Cloud Computing Guidance
The Government ICT Strategy and Action Plan to 2017 seeks to improve service delivery and deliver substantial savings across government, with cloud computing as a key enabler.
The Government’s approach to cloud computing [CAB Min (12) 29/8A] was introduced in August 2012 by the Minister of Internal Affairs, Hon Chris Tremain. The approach established a ‘cloud first’ policy and an all-of-government direction for the use, development and deployment of cloud services.
The Cloud computing business model allows agencies to consume ICT as a service which leads to smarter investment and savings across the public sector. Under the ‘cloud first’ policy state service agencies are expected to adopt approved cloud services when faced with new procurements, or an upcoming contract extension decision.
Benefits of cloud computing
- Cloud computing solutions are scaleable: agencies can purchase as much or as little resource as they need at any particular time. They pay for what they use.
- Agencies do not have to make large capital outlays on computing hardware, or pay for the upkeep of that hardware.
- Cloud computing provides economies of scale through all-of-government volume discounts. This is particularly beneficial for smaller ICT users.
- Agencies can easily access the latest versions of common software, delivering improved and robust functionality, eliminating significant costs associated with version upgrades.
- Having all agencies able to access the same programmes, and up-to-date versions of those programmes, will reduce productivity losses caused when applications are incompatible across agencies.
Cloud computing risk and assurance framework
In October 2013 Cabinet agreed to a cloud computing risk and assurance framework [CAB Min (13) 37/6B] for government agencies. All State service agencies are expected to follow the process in line with Cabinet direction.
The key points from this framework are:
- Decisions on cloud computing services require case-by-case consideration, by agency chief executives with GCIO oversight, of all cloud computing decisions, whether hosted onshore or offshore, that balances the risk and benefits appropriately
- Agency chief executives are ultimately responsible for decisions to use cloud services.
- No data above RESTRICTED should be held in a public cloud, whether it is hosted onshore or offshore. Agencies in the State services are expected to follow a uniform and robust information management process that includes:
- If the system is likely to be a cloud service, agencies are expected to use the guidelines in the Cloud Computing: Information Security and Privacy Considerations to ensure appropriate and consistent consideration of cloud computing issues (including privacy and security).

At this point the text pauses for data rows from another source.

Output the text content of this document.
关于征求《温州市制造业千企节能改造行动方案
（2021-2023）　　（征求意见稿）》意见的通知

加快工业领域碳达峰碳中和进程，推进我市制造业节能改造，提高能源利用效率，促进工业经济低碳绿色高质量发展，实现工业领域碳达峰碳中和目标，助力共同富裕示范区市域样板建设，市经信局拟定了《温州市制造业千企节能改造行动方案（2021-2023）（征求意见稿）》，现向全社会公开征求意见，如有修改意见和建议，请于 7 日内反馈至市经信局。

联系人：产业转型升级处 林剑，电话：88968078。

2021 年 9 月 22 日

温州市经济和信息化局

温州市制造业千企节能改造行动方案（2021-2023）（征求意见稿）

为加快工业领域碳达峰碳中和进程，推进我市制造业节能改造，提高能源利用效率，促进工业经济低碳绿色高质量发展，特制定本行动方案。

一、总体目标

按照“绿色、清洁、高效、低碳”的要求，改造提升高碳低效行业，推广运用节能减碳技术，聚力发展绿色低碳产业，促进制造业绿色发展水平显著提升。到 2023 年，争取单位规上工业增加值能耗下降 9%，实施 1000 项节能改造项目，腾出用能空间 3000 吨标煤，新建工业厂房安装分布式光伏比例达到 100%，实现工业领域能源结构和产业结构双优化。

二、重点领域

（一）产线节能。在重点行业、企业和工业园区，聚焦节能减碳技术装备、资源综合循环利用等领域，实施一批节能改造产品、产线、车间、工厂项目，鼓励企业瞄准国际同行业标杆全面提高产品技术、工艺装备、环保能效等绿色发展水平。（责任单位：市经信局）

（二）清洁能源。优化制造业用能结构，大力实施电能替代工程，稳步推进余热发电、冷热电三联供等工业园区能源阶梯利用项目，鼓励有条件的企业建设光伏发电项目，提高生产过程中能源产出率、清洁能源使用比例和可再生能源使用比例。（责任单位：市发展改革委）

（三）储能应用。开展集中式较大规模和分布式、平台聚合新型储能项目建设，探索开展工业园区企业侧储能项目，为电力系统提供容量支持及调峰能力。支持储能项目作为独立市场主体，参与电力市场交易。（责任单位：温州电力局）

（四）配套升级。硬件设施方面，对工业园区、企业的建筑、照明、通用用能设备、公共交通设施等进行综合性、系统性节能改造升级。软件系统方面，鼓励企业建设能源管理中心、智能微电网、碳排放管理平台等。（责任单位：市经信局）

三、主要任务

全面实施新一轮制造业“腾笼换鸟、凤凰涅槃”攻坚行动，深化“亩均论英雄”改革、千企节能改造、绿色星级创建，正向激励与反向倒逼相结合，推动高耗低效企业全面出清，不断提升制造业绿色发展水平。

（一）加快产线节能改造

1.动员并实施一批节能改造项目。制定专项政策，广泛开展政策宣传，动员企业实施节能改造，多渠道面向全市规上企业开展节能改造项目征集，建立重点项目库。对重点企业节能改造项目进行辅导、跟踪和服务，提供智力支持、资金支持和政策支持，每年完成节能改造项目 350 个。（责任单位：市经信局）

- classifying the information
- undertaking a risk assessment using the agency’s own processes, if they have them, or those supplied by GCIO in the Risk Assessment Processes: Information Security;
Agencies are expected to use this process when considering the use of all cloud services. The only exception will be when agencies are taking up ICT Common Capability cloud services developed for all-of-government by the GCIO. The lead agency developing the cloud ICT Common Capability will undertake the initial assessment and the process will not need to be repeated every time an agency joins the common capability.
Cloud computing and ICT Assurance
All cloud computing decisions need to be made in the context of a system-wide ICT assurance process developed by the GCIO, which is mandatory for most agencies within the ICT Functional Leadership mandate.
The GCIO will provide assurance on cloud risk assessment for all-of-government cloud and agency cloud solutions. The assurance will concentrate on high-risk factors such as significant data being held offshore and will include an assessment that the correct guidance and risk-based processes (Cloud Computing: Information Security and Privacy Considerations document) have been applied and followed.
The GCIO, where necessary, will direct agencies to amend, change or adapt their cloud service use.
There is a clear expectation that agencies will join common capability cloud solutions if they exist rather than sourcing individual cloud solutions.
The robust risk-based processes will apply retrospectively to all cloud services currently used by State Service agencies. The GCIO will develop a programme and timeframe for this to occur. This programme will take into account risk and availability of resources to ensure that State sector agencies’ existing cloud decisions comply with the framework. For example, information that is already publicly available will likely be low-risk and not need reassessment.